In qualsiasi periodo dell'anno, la nostalgia accompagna la cena di Natale: ricordiamo chi eravamo e celebriamo chi siamo ancora. Riserviamo le sedie a chi non è più con noi, eppure la Vigilia di Natale rimane il momento in cui l'intero Paese si riunisce a tavola, colmo di speranza e calore umano.
Qualche anno fa c'era…
– Doni di Gesù Bambino: Nella regione di Cibao, i bambini trovavano doni sotto l'albero e veniva loro detto che erano stati portati da Gesù Bambino. Era una tradizione tipica di Cibao, diversa da quella di Babbo Natale, che porta i doni il 25 del mese. Questa tradizione è ancora viva in alcune famiglie.
– Visite notturne: le famiglie uscivano dopo cena per congratularsi con vicini e conoscenti, persino con sconosciuti, trasformando la città in una festa collettiva.
– Messa di mezzanotte: molte famiglie hanno partecipato alla messa di mezzanotte, rafforzando il significato spirituale della data.
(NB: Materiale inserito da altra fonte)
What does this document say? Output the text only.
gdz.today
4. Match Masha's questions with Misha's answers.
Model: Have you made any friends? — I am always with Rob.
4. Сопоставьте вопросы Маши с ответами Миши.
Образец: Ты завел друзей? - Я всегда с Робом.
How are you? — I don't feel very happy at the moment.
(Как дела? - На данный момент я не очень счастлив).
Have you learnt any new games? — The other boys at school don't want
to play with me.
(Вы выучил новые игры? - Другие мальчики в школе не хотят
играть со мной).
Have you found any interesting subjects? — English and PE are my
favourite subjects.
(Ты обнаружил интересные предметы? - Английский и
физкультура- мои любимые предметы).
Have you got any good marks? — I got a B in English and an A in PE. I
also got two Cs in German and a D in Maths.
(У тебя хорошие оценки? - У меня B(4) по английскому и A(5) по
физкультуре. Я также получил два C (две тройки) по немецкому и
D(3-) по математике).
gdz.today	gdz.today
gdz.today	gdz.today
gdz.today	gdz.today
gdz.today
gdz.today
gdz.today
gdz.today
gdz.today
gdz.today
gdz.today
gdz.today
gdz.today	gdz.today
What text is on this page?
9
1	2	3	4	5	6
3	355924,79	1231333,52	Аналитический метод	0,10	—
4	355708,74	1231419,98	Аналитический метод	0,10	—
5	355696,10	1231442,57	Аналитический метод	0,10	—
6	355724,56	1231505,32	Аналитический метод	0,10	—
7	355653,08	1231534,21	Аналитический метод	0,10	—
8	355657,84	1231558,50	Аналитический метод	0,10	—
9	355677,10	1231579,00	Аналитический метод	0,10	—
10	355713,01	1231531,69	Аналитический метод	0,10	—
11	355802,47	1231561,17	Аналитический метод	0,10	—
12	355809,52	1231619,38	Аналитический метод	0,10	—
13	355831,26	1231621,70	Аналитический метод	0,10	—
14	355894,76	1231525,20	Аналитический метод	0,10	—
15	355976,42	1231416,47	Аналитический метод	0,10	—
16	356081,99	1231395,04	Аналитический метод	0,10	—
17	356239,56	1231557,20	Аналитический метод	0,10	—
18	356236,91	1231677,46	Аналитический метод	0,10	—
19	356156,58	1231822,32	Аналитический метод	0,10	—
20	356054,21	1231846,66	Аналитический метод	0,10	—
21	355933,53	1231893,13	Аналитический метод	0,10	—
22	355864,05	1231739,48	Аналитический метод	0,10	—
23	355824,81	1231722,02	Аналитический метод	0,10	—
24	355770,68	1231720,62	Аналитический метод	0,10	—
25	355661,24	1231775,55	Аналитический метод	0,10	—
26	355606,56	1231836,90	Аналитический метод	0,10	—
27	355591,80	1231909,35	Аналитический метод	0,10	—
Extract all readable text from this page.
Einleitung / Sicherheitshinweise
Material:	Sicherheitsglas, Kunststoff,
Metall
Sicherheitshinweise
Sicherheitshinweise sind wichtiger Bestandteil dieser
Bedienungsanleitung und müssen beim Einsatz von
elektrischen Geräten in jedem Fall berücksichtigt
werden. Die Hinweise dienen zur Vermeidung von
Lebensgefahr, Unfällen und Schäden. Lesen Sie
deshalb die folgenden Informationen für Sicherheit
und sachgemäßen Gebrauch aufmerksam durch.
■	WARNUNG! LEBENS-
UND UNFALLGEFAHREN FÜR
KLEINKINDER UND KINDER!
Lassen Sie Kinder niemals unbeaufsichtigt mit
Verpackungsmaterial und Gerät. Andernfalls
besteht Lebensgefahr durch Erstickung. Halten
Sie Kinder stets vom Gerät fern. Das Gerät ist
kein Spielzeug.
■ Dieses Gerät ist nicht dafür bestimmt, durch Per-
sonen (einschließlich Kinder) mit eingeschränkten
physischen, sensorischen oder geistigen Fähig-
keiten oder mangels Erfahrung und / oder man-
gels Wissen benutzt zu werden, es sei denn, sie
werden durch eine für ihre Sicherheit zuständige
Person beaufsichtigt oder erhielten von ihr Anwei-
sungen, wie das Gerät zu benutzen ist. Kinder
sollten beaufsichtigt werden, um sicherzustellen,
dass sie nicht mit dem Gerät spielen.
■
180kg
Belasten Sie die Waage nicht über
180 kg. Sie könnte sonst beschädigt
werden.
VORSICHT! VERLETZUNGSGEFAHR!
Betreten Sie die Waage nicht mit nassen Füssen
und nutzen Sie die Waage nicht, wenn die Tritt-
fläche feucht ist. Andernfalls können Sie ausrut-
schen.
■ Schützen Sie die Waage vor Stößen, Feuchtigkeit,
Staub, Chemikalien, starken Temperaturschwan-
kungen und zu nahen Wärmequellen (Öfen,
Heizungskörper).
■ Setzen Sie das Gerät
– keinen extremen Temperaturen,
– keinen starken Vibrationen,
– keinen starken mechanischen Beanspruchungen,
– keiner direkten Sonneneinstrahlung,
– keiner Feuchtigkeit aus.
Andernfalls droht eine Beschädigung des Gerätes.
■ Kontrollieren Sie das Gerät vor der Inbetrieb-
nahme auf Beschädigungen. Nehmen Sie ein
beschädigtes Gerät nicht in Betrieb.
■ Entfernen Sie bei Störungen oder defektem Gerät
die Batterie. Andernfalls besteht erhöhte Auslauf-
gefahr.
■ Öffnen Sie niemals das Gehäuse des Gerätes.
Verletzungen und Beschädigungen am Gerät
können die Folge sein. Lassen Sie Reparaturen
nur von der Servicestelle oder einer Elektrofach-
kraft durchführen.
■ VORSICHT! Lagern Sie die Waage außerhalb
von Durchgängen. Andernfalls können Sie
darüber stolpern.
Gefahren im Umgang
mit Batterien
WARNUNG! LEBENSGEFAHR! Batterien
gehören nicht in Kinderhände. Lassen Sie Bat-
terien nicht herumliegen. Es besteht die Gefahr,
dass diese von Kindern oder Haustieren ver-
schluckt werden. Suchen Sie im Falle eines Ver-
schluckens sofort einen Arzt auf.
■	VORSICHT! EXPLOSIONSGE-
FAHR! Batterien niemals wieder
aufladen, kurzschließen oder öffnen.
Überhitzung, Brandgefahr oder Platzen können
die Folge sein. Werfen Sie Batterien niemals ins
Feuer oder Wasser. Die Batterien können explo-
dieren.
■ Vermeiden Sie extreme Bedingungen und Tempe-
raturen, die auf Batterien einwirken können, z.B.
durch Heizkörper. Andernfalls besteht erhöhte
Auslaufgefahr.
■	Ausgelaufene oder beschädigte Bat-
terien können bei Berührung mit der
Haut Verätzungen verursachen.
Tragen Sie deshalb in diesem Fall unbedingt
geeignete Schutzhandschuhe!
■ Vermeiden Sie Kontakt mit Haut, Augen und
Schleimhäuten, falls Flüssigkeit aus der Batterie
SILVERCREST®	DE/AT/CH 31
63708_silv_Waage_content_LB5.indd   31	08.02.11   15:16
– La strada come estensione della casa: musica ad alto volume, giochi per bambini e abbracci collettivi erano parte integrante della festa.
– Per una sera, ai ragazzi e alle ragazze è stato concesso di assaggiare un sorso di vino o mezzo bicchiere di punch.
– Ora di andare a letto: l'orario in cui i più piccoli andavano a letto è stato prolungato e potevano giocare finché non si addormentavano.
– Di notte, in strada: i più piccoli potrebbero correre su e giù per la strada giocando insieme e godendosi i fuochi d'artificio.
– Glitter bruciato: a causa della scarsità di risorse, i bambini dei quartieri più poveri usavano una striscia di glitter finissimo, la accendevano a un'estremità e uscivano agitando le braccia per disperdere le scintille.
Il menù della vigilia di Natale
In definitiva, la tavola è la protagonista di questa storia e il centro della celebrazione. In quasi tutte le case dominicane si servono le seguenti pietanze:
– Arrosto di maiale o cosciotto al forno: il piatto forte, condito con succo di arancia amara e spezie.
– Moro de guandules: un must-have sulla tavola, simbolo di abbondanza.
– Insalata russa: con patate, carote, (barbabietola) e maionese. I più audaci aggiungono la mela.
– Pasteles en hoja: un impasto di cibi macinati, ripieno di carne, avvolto in foglie di banana.
– Telera o pane stagionale speciale: da accompagnare ai piatti principali.
– Lasagna o spaghetti: la lasagna ripiena di carne e gli spaghetti alla dominicana, in salsa rossa.
– Frutta importata: uva, mele e pere, arrivate con influenze spagnole e nordamericane.
– Dolci natalizi: torrone, biscotti, caramelle gommose e, in alcune case, budino di riso o majarete.
– Bevande: rum, vino, punch fatto in casa e l'immancabile birra.
E la telera, con quel suo leggero aroma di anice che la distingue dagli altri pani, è diventata il pane natalizio più emblematico del paese, perché i panifici locali hanno iniziato a produrla solo a dicembre. La sua mollica soffice e la forma allungata la rendevano ideale da condividere durante le feste, e oggi è inseparabile dai pranzi della Vigilia di Natale e di Capodanno. E quasi nessuno la mangia quella sera, ma quanto è deliziosa il giorno dopo con una tazza di cioccolata calda!.
Sebbene le forme possano cambiare, la Vigilia di Natale rimane lo specchio in cui i dominicani vedono il nostro modo di celebrare la speranza, l'abbondanza e la solidarietà.